April 22, 2013

Bill Nemitz: Dark times at Maine Labor Department

Think your job is stressful? Put yourself in the place of the eight unemployment hearing officers summoned to the Blaine House last month:

You get an email from your boss telling you that Gov. Paul LePage would like to dine with you. And by the way, your presence isn't merely requested -- it's required.

Then, over the course of an hour, you listen while the governor and Jennifer Duddy, chairman of the Maine Unemployment Insurance Commission, tell you they're none too happy with the way you've been doing your job.

Their beef? Your rulings are too friendly to employees who have lost their jobs, and not friendly enough to the employers who had good reason to show those deadbeats the door in the first place.

"In the decades I've been doing this work, I've never seen anything like it, from either end of the political spectrum," wrote Wayne Reed, one of the hearing officers, in an email obtained by this newspaper last week through a Freedom of Access Act request.

Reed continues: "For the purposes (of) keeping political pressures/bias out of quasi-judicial process within the Maine Department of Labor, these are dark times."

Indeed. And while LePage tries to make them even darker with his call for a top-to-bottom, "blue ribbon" review of Maine's unemployment compensation system (see: Smokescreen/Political), two questions now loom over this administration like a storm a' brewing:

Exactly what happened at that now-infamous lunch meeting inside the governor's mansion on March 21?

And just as important, when are state and federal investigators going to start showing a little curiosity about what one group of attorneys is already calling a blatant violation of the law?

"Governor LePage (is) intentionally interfering with the neutrality and basic fairness of the appeals system in order to favor employers over workers. Federal law clearly prohibits such interference," wrote David Webbert, president of the 50-plus member Maine Employment Lawyers Association, in a letter last week to the U.S. Department of Labor and the Office of the Inspector General.

Even a month after the lunch took place, on-the-record reports of who said what are hard to come by.

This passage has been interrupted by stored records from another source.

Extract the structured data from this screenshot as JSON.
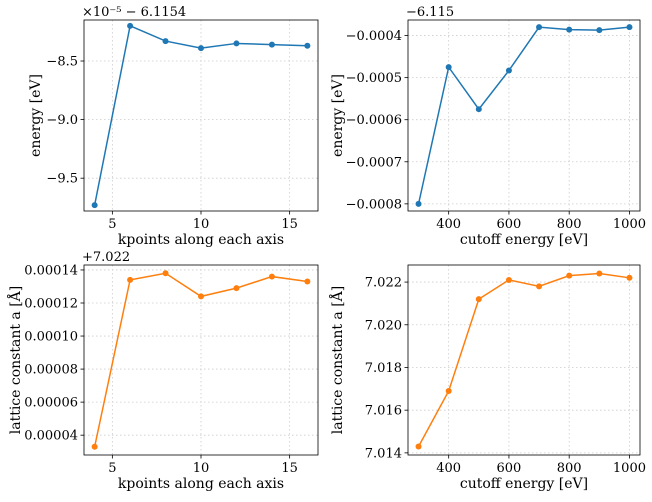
{
  "colors": {
    "blue": "#1f77b4",
    "orange": "#ff7f0e",
    "grid": "#cccccc"
  },
  "chart_data": [
    {
      "type": "line",
      "xlabel": "kpoints along each axis",
      "ylabel": "energy [eV]",
      "offset_label": "×10⁻⁵ − 6.1154",
      "x": [
        4,
        6,
        8,
        10,
        12,
        14,
        16
      ],
      "y": [
        -9.73,
        -8.2,
        -8.33,
        -8.39,
        -8.35,
        -8.36,
        -8.37
      ],
      "xlim": [
        3.4,
        16.6
      ],
      "ylim": [
        -9.78,
        -8.15
      ],
      "xticks": [
        5,
        10,
        15
      ],
      "xtick_labels": [
        "5",
        "10",
        "15"
      ],
      "yticks": [
        -9.5,
        -9.0,
        -8.5
      ],
      "ytick_labels": [
        "−9.5",
        "−9.0",
        "−8.5"
      ],
      "grid": true,
      "color": "#1f77b4"
    },
    {
      "type": "line",
      "xlabel": "cutoff energy [eV]",
      "ylabel": "energy [eV]",
      "offset_label": "−6.115",
      "x": [
        300,
        400,
        500,
        600,
        700,
        800,
        900,
        1000
      ],
      "y": [
        -0.0008,
        -0.000475,
        -0.000575,
        -0.000483,
        -0.00038,
        -0.000386,
        -0.000387,
        -0.00038
      ],
      "xlim": [
        265,
        1035
      ],
      "ylim": [
        -0.000817,
        -0.000363
      ],
      "xticks": [
        400,
        600,
        800,
        1000
      ],
      "xtick_labels": [
        "400",
        "600",
        "800",
        "1000"
      ],
      "yticks": [
        -0.0008,
        -0.0007,
        -0.0006,
        -0.0005,
        -0.0004
      ],
      "ytick_labels": [
        "−0.0008",
        "−0.0007",
        "−0.0006",
        "−0.0005",
        "−0.0004"
      ],
      "grid": true,
      "color": "#1f77b4"
    },
    {
      "type": "line",
      "xlabel": "kpoints along each axis",
      "ylabel": "lattice constant a [Å]",
      "offset_label": "+7.022",
      "x": [
        4,
        6,
        8,
        10,
        12,
        14,
        16
      ],
      "y": [
        3.3e-05,
        0.000134,
        0.000138,
        0.000124,
        0.000129,
        0.000136,
        0.000133
      ],
      "xlim": [
        3.4,
        16.6
      ],
      "ylim": [
        2.8e-05,
        0.000143
      ],
      "xticks": [
        5,
        10,
        15
      ],
      "xtick_labels": [
        "5",
        "10",
        "15"
      ],
      "yticks": [
        4e-05,
        6e-05,
        8e-05,
        0.0001,
        0.00012,
        0.00014
      ],
      "ytick_labels": [
        "0.00004",
        "0.00006",
        "0.00008",
        "0.00010",
        "0.00012",
        "0.00014"
      ],
      "grid": true,
      "color": "#ff7f0e"
    },
    {
      "type": "line",
      "xlabel": "cutoff energy [eV]",
      "ylabel": "lattice constant a [Å]",
      "offset_label": "",
      "x": [
        300,
        400,
        500,
        600,
        700,
        800,
        900,
        1000
      ],
      "y": [
        7.0143,
        7.0169,
        7.0212,
        7.0221,
        7.0218,
        7.0223,
        7.0224,
        7.0222
      ],
      "xlim": [
        265,
        1035
      ],
      "ylim": [
        7.0139,
        7.0228
      ],
      "xticks": [
        400,
        600,
        800,
        1000
      ],
      "xtick_labels": [
        "400",
        "600",
        "800",
        "1000"
      ],
      "yticks": [
        7.014,
        7.016,
        7.018,
        7.02,
        7.022
      ],
      "ytick_labels": [
        "7.014",
        "7.016",
        "7.018",
        "7.020",
        "7.022"
      ],
      "grid": true,
      "color": "#ff7f0e"
    }
  ]
}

The hearing officers, who collect evidence and, much like a judge, rule on disputed unemployment claims, have so far said they're too fearful of retribution to go public.

But like so many pieces in a jigsaw puzzle, the 3-inch stack of emails released last week and not-for-attribution contacts with the media are coming together to form a troubling picture of state government at its worst.

To wit: Unemployment Insurance Commission Chairman Duddy, a LePage political appointee, was asked by LePage at one point in the luncheon to give a brief presentation on Maine's unemployment compensation program.

Duddy, whose commission handles appeals of the hearing officers' rulings, instead lambasted the hearing officers for not conforming with her interpretation of the law -- contained in a lengthy critique and analysis she'd earlier provided to the LePage administration.

Linda Rogers-Tomer, the Maine Department of Labor's chief administrative hearing officer, spoke with Duddy about her remarks the next day.

"I asked why, when the governor asked her to give an overview of the unemployment program, she felt compelled to so publicly criticize DAH (Division of Administrative Hearings) in the presence of the highest elected official in the state rather than what the Governor asked her to speak to," Rogers-Tomer wrote in notes after the 17-minute conversation. "She responded that she did not think it appropriate to give an overview to the hearing officers who have been doing this work for many years."

So Duddy, a political appointee of the guy seated at the head of the lunch table, used her time to throw the hearing officers under the bus.